ChatGPT Chemistry Assistant for Text Mining and Prediction of MOF Synthesis

We use prompt engineering to guide ChatGPT in the automation of text mining of metal-organic frameworks (MOFs) synthesis conditions from diverse formats and styles of the scientific literature. This effectively mitigates ChatGPT's tendency to hallucinate information -- an issue that previously made the use of Large Language Models (LLMs) in scientific fields challenging. Our approach involves the development of a workflow implementing three different processes for text mining, programmed by ChatGPT itself. All of them enable parsing, searching, filtering, classification, summarization, and data unification with different tradeoffs between labor, speed, and accuracy. We deploy this system to extract 26,257 distinct synthesis parameters pertaining to approximately 800 MOFs sourced from peer-reviewed research articles. This process incorporates our ChemPrompt Engineering strategy to instruct ChatGPT in text mining, resulting in impressive precision, recall, and F1 scores of 90-99%. Furthermore, with the dataset built by text mining, we constructed a machine-learning model with over 86% accuracy in predicting MOF experimental crystallization outcomes and preliminarily identifying important factors in MOF crystallization. We also developed a reliable data-grounded MOF chatbot to answer questions on chemical reactions and synthesis procedures. Given that the process of using ChatGPT reliably mines and tabulates diverse MOF synthesis information in a unified format, while using only narrative language requiring no coding expertise, we anticipate that our ChatGPT Chemistry Assistant will be very useful across various other chemistry sub-disciplines.

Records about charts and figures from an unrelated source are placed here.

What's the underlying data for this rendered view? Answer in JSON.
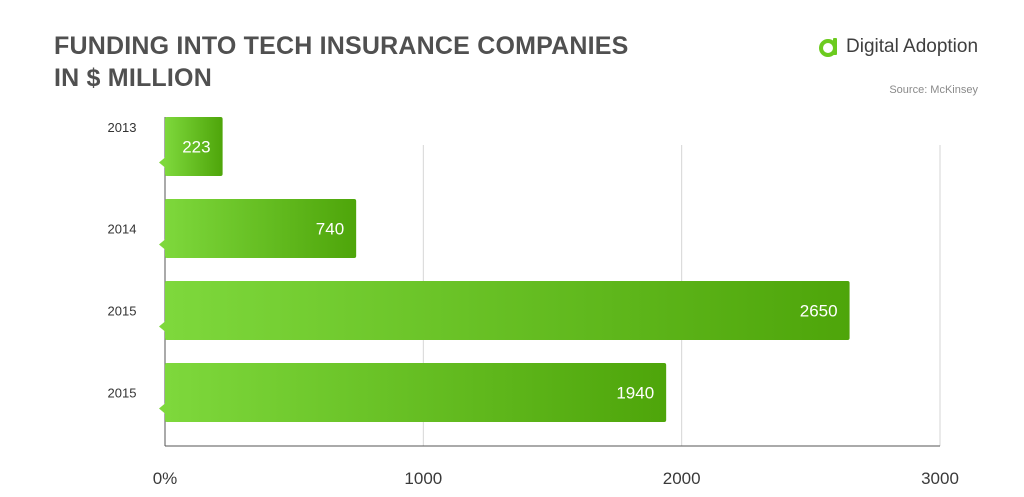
{
  "title_lines": [
    "FUNDING INTO TECH INSURANCE COMPANIES",
    "IN $ MILLION"
  ],
  "brand": {
    "name": "Digital Adoption",
    "color": "#6ccb1f"
  },
  "source": "Source: McKinsey",
  "colors": {
    "bar_light": "#7ed83c",
    "bar_dark": "#4ea50a",
    "grid": "#d6d6d6",
    "axis": "#555555"
  },
  "chart_data": {
    "type": "bar",
    "orientation": "horizontal",
    "categories": [
      "2013",
      "2014",
      "2015",
      "2015"
    ],
    "values": [
      223,
      740,
      2650,
      1940
    ],
    "data_labels": [
      "223",
      "740",
      "2650",
      "1940"
    ],
    "xlim": [
      0,
      3000
    ],
    "xticks": [
      0,
      1000,
      2000,
      3000
    ],
    "xtick_labels": [
      "0%",
      "1000",
      "2000",
      "3000"
    ],
    "title": "FUNDING INTO TECH INSURANCE COMPANIES IN $ MILLION",
    "xlabel": "",
    "ylabel": "",
    "grid": true
  }
}
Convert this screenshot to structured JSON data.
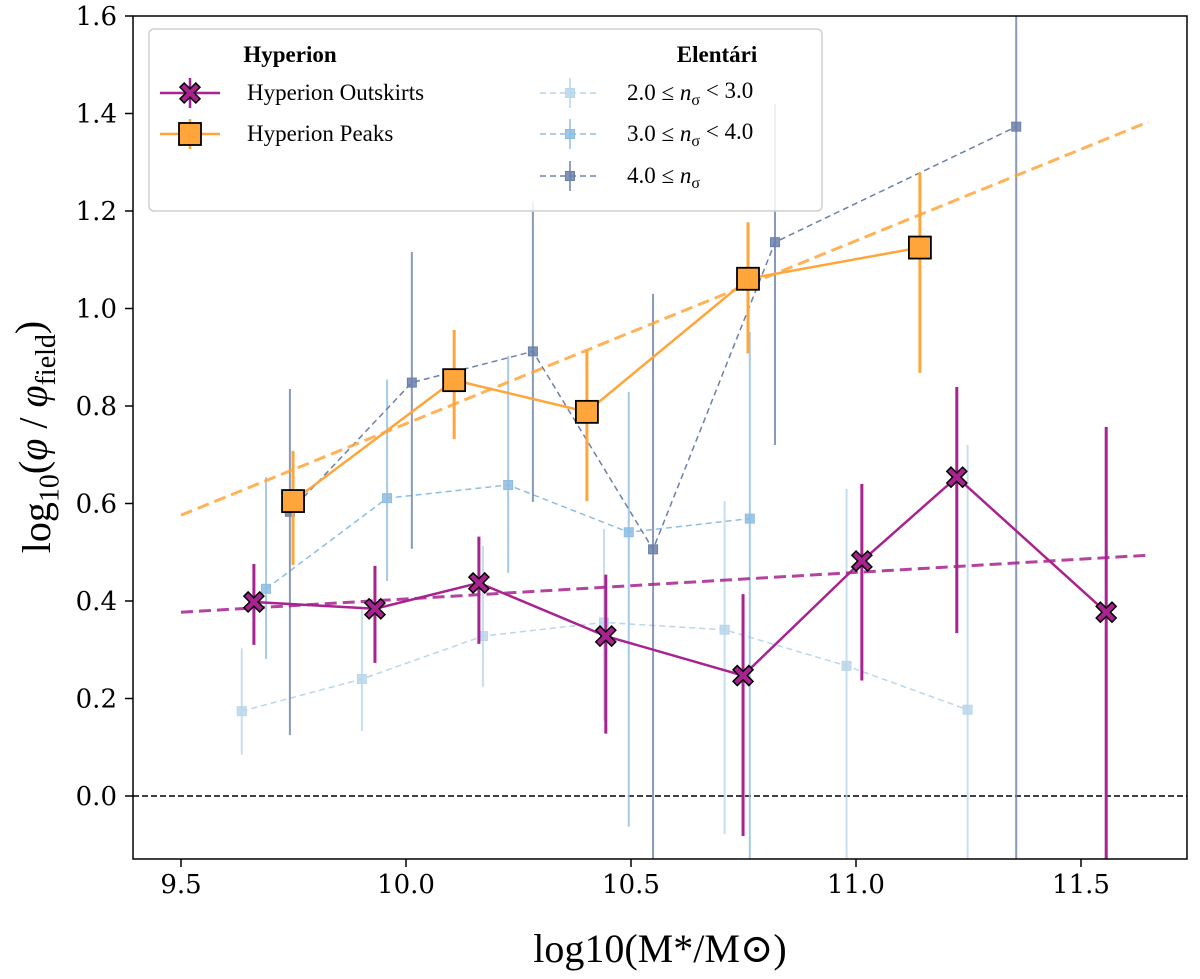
{
  "chart_data": {
    "type": "line",
    "title": "",
    "xlabel": "log10(M*/M⊙)",
    "ylabel": "log10(φ / φfield)",
    "xlim": [
      9.393,
      11.738
    ],
    "ylim": [
      -0.129,
      1.6
    ],
    "xticks": [
      "9.5",
      "10.0",
      "10.5",
      "11.0",
      "11.5"
    ],
    "yticks": [
      "0.0",
      "0.2",
      "0.4",
      "0.6",
      "0.8",
      "1.0",
      "1.2",
      "1.4",
      "1.6"
    ],
    "grid": false,
    "legend": {
      "placement": "top-left",
      "group_titles": [
        "Hyperion",
        "Elentári"
      ]
    },
    "reference_line": {
      "y": 0.0,
      "style": "dashed",
      "color": "#000000"
    },
    "series": [
      {
        "name": "Hyperion Outskirts",
        "group": "Hyperion",
        "marker": "X",
        "color": "#a8238f",
        "linestyle": "solid",
        "x": [
          9.662,
          9.931,
          10.162,
          10.444,
          10.749,
          11.013,
          11.224,
          11.556
        ],
        "y": [
          0.398,
          0.384,
          0.437,
          0.328,
          0.247,
          0.482,
          0.654,
          0.377
        ],
        "err_low": [
          0.31,
          0.273,
          0.312,
          0.128,
          -0.082,
          0.237,
          0.334,
          -0.2
        ],
        "err_high": [
          0.476,
          0.472,
          0.532,
          0.454,
          0.414,
          0.64,
          0.839,
          0.757
        ],
        "fit": {
          "x": [
            9.5,
            11.65
          ],
          "y": [
            0.377,
            0.494
          ]
        }
      },
      {
        "name": "Hyperion Peaks",
        "group": "Hyperion",
        "marker": "square",
        "color": "#ffa53a",
        "linestyle": "solid",
        "x": [
          9.749,
          10.107,
          10.402,
          10.76,
          11.142
        ],
        "y": [
          0.605,
          0.853,
          0.788,
          1.061,
          1.125
        ],
        "err_low": [
          0.474,
          0.732,
          0.605,
          0.908,
          0.868
        ],
        "err_high": [
          0.708,
          0.956,
          0.915,
          1.177,
          1.279
        ],
        "fit": {
          "x": [
            9.5,
            11.65
          ],
          "y": [
            0.576,
            1.383
          ]
        }
      },
      {
        "name": "2.0 ≤ nσ < 3.0",
        "group": "Elentári",
        "marker": "small-square",
        "color": "#b9d6eb",
        "linestyle": "dashed",
        "x": [
          9.635,
          9.902,
          10.171,
          10.44,
          10.708,
          10.979,
          11.248
        ],
        "y": [
          0.174,
          0.24,
          0.328,
          0.356,
          0.341,
          0.267,
          0.177
        ],
        "err_low": [
          0.085,
          0.133,
          0.224,
          0.155,
          -0.078,
          -0.15,
          -0.2
        ],
        "err_high": [
          0.303,
          0.383,
          0.513,
          0.548,
          0.605,
          0.63,
          0.72
        ]
      },
      {
        "name": "3.0 ≤ nσ < 4.0",
        "group": "Elentári",
        "marker": "small-square",
        "color": "#8ebde2",
        "linestyle": "dashed",
        "x": [
          9.689,
          9.958,
          10.227,
          10.495,
          10.764
        ],
        "y": [
          0.425,
          0.611,
          0.638,
          0.541,
          0.569
        ],
        "err_low": [
          0.281,
          0.441,
          0.458,
          -0.063,
          -0.2
        ],
        "err_high": [
          0.654,
          0.854,
          0.903,
          0.829,
          0.952
        ]
      },
      {
        "name": "4.0 ≤ nσ",
        "group": "Elentári",
        "marker": "small-square",
        "color": "#6b80a9",
        "linestyle": "dashed",
        "x": [
          9.742,
          10.013,
          10.282,
          10.549,
          10.82,
          11.356
        ],
        "y": [
          0.583,
          0.848,
          0.912,
          0.506,
          1.136,
          1.373
        ],
        "err_low": [
          0.125,
          0.507,
          0.603,
          -0.2,
          0.72,
          -0.2
        ],
        "err_high": [
          0.835,
          1.116,
          1.22,
          1.03,
          1.42,
          1.7
        ]
      }
    ]
  }
}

翻译：我们通过提示工程引导ChatGPT，实现从科学文献中多样化格式与风格的金属有机框架（MOFs）合成条件的自动化文本挖掘。该方法有效抑制了ChatGPT在信息处理过程中的幻觉倾向——这一缺陷此前使得大语言模型（LLMs）在科学领域的应用面临挑战。我们开发了一个包含三种文本挖掘流程的工作系统（由ChatGPT自身编程实现），这些流程能分别实现解析、搜索、过滤、分类、总结与数据统一化，并在人力、速度与准确性之间实现不同权衡。我们部署该系统从同行评审研究论文中提取了约800种MOF的26,257个不同合成参数。该过程融入我们的ChemPrompt工程策略指导ChatGPT进行文本挖掘，最终获得90-99%的惊人精确率、召回率与F1得分。此外，基于文本挖掘构建的数据集，我们建立了预测MOF实验结晶结果的机器学习模型（准确率超过86%），并初步识别出MOF结晶过程中的关键影响因素。我们还开发了基于可靠数据的MOF聊天机器人，可解答化学反应与合成流程相关问题。鉴于该过程能通过无需编程技能的自然语言指令，以统一格式可靠挖掘并制表多样化MOF合成信息，我们预计ChatGPT化学助手将广泛应用于其他化学子学科领域。